Of course I would never rub it in to the face of someone who is having a tough time making ends meet. I have a few young friends who have been unemployed and I’ve given them advice about writing their resumes and interview techniques. I guess I’m fortunate to have a circle of friends and acquaintances who are supportive of whatever I do. Maybe being comfortable with myself and my decision helps others to be comfortable around me. I would hate to be embarrassed to be anything other than myself. That doesn’t mean I am inconsiderate of others circumstances regarding financial affairs or anything else. I think there are tactful ways to discuss most things without being deceitful.
 
I think it's easier for women to say the R word, mainly because they aren't considered the bread winner, right or wrong.
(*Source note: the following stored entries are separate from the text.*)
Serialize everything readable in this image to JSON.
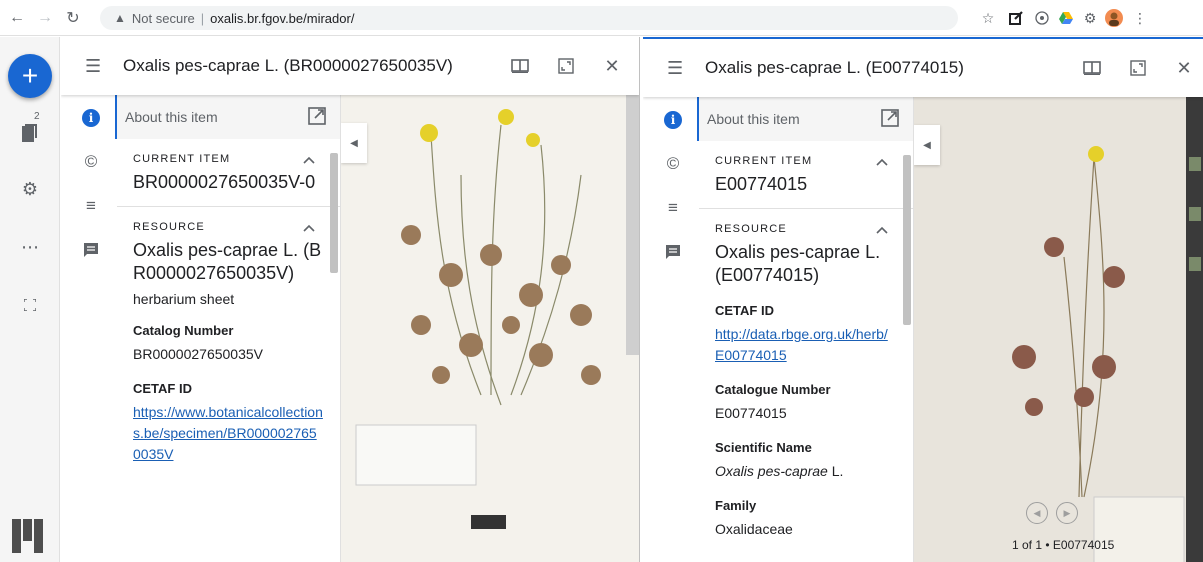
{
  "browser": {
    "security_label": "Not secure",
    "url": "oxalis.br.fgov.be/mirador/"
  },
  "rail": {
    "add_symbol": "+",
    "windows_badge": "2"
  },
  "window1": {
    "title": "Oxalis pes-caprae L. (BR0000027650035V)",
    "about_label": "About this item",
    "current_item": {
      "label": "CURRENT ITEM",
      "value": "BR0000027650035V-0"
    },
    "resource": {
      "label": "RESOURCE",
      "value": "Oxalis pes-caprae L. (BR0000027650035V)",
      "subtitle": "herbarium sheet",
      "catalog_label": "Catalog Number",
      "catalog_value": "BR0000027650035V",
      "cetaf_label": "CETAF ID",
      "cetaf_link": "https://www.botanicalcollections.be/specimen/BR0000027650035V"
    }
  },
  "window2": {
    "title": "Oxalis pes-caprae L. (E00774015)",
    "about_label": "About this item",
    "current_item": {
      "label": "CURRENT ITEM",
      "value": "E00774015"
    },
    "resource": {
      "label": "RESOURCE",
      "value": "Oxalis pes-caprae L. (E00774015)",
      "cetaf_label": "CETAF ID",
      "cetaf_link": "http://data.rbge.org.uk/herb/E00774015",
      "catalogue_label": "Catalogue Number",
      "catalogue_value": "E00774015",
      "scientific_label": "Scientific Name",
      "scientific_italic": "Oxalis pes-caprae",
      "scientific_author": " L.",
      "family_label": "Family",
      "family_value": "Oxalidaceae"
    },
    "page_info": "1 of 1 • E00774015"
  },
  "colors": {
    "accent": "#1967d2",
    "link": "#1a5fb4",
    "panel_header": "#f5f5f5"
  }
}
I think you may be reflecting a thought process that reflects a specific generation. In my case, a child of the 70's and 80's, I'm confident I based more of my self worth on my career than did my husband. Hence why he didn't struggle at all taking on the adjective 'retired' while it took me over a year to be comfortable doing so.
 
I think you may be reflecting a thought process that reflects a specific generation. In my case, a child of the 70's and 80's, I'm confident I based more of my self worth on my career than did my husband. Hence why he didn't struggle at all taking on the adjective 'retired' while it took me over a year to be comfortable doing so.

My DW is still w*rking and struggling a little bit to define what retirement means to her. I suspect that women who have a career with some status value that maybe even more than men. Particularly from our generation when women having a career became both more accepted and attainable.